Nell’ambito dell’iniziativa InnovFin – programma Europeo che sostiene e facilita i finanziamenti per la crescita aziendale, la ricerca e l’innovazione – della Commissione Europea, il Fondo europeo per gli investimenti (FEI) e Confidi Systema! hanno di recente concluso un accordo che riconosce alle piccole e medie imprese italiane finanziamenti nell’arco dei prossimi due anni (sino al 1 marzo 2019) per un importo complessivo pari a 26 milioni di Euro.

Il piano di investimenti europeo mira a promuovere la crescita ed a creare posti di lavoro mediante un uso più intelligente delle risorse finanziarie. In Italia, grazie ad esso, sono state sostenute, oltre 250.000 PMI. Alla base di tale recente accordo si colloca la possibilità per le PMI italiane di beneficiare di prestiti tra Euro 25.000 sino a 2 milioni, con una durata massima di dieci anni. Il FEI è stato istituito per un periodo iniziale di tre anni con l’obiettivo di mobilitare almeno 315 miliardi di Euro di investimenti con il massimo contributo del settore privato.

Considerato che il FEI non finanzia direttamente le PMI, ma opera unicamente attraverso intermediari finanziari, le imprese si dovranno rivolgere a queste per ottenere le necessarie informazioni su come richiedere e ottenere i finanziamenti. Ad oggi, l’Investment Plan ha finanziato in Italia ben 36 progetti (per un ammontare totale pari a 3.425 milioni di Euro), focalizzati in tre settori: trasporti, energia e acquedotti. I più rilevanti sino ad oggi sono stati: il rinnovo e/o l’acquisto di nuove unità per la flotta della Grimaldi Euromed S.p.A., il rinnovo ed efficientamento della rete di distribuzione di Italgas S.p.A. e del sistema di circolazione/riciclo dell’acqua del Comune di Milano.
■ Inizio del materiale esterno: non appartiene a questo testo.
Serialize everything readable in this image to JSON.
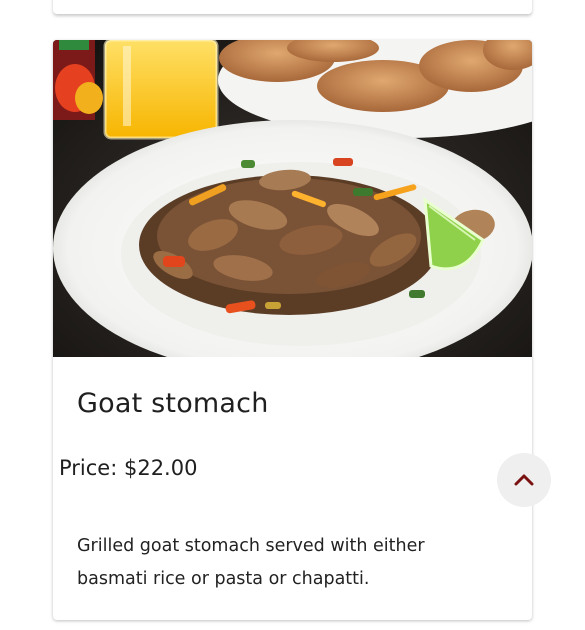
{
  "item": {
    "title": "Goat stomach",
    "price_text": "Price: $22.00",
    "description": "Grilled goat stomach served with either basmati rice or pasta or chapatti."
  },
  "icons": {
    "image": "dish-photo",
    "collapse": "chevron-up-icon"
  },
  "colors": {
    "accent": "#7a1212",
    "button_bg": "#efefef",
    "text": "#1f1f1f"
  }
}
Inoltre, a seguito della proposta presentata dalla Commissione Europea lo scorso settembre, è stato esteso l’ambito di applicazione ad altri settori, quali quello agricolo, della manifattura, delle infrastrutture transfrontaliere. Quanto detto potrebbe finalmente aprire uno spiraglio di crescita per le imprese italiane, riconfermando quanto riportato dal Rapporto della Banca Europea degli Investimenti, secondo il quale, in Italia le aziende hanno di recente incrementato le spese per acquistare strumenti di lavoro tecnologicamente più avanzati, rendendosi più competitive con le cugine europee

 

Contributo inserito nella Newsletter n.2/2017.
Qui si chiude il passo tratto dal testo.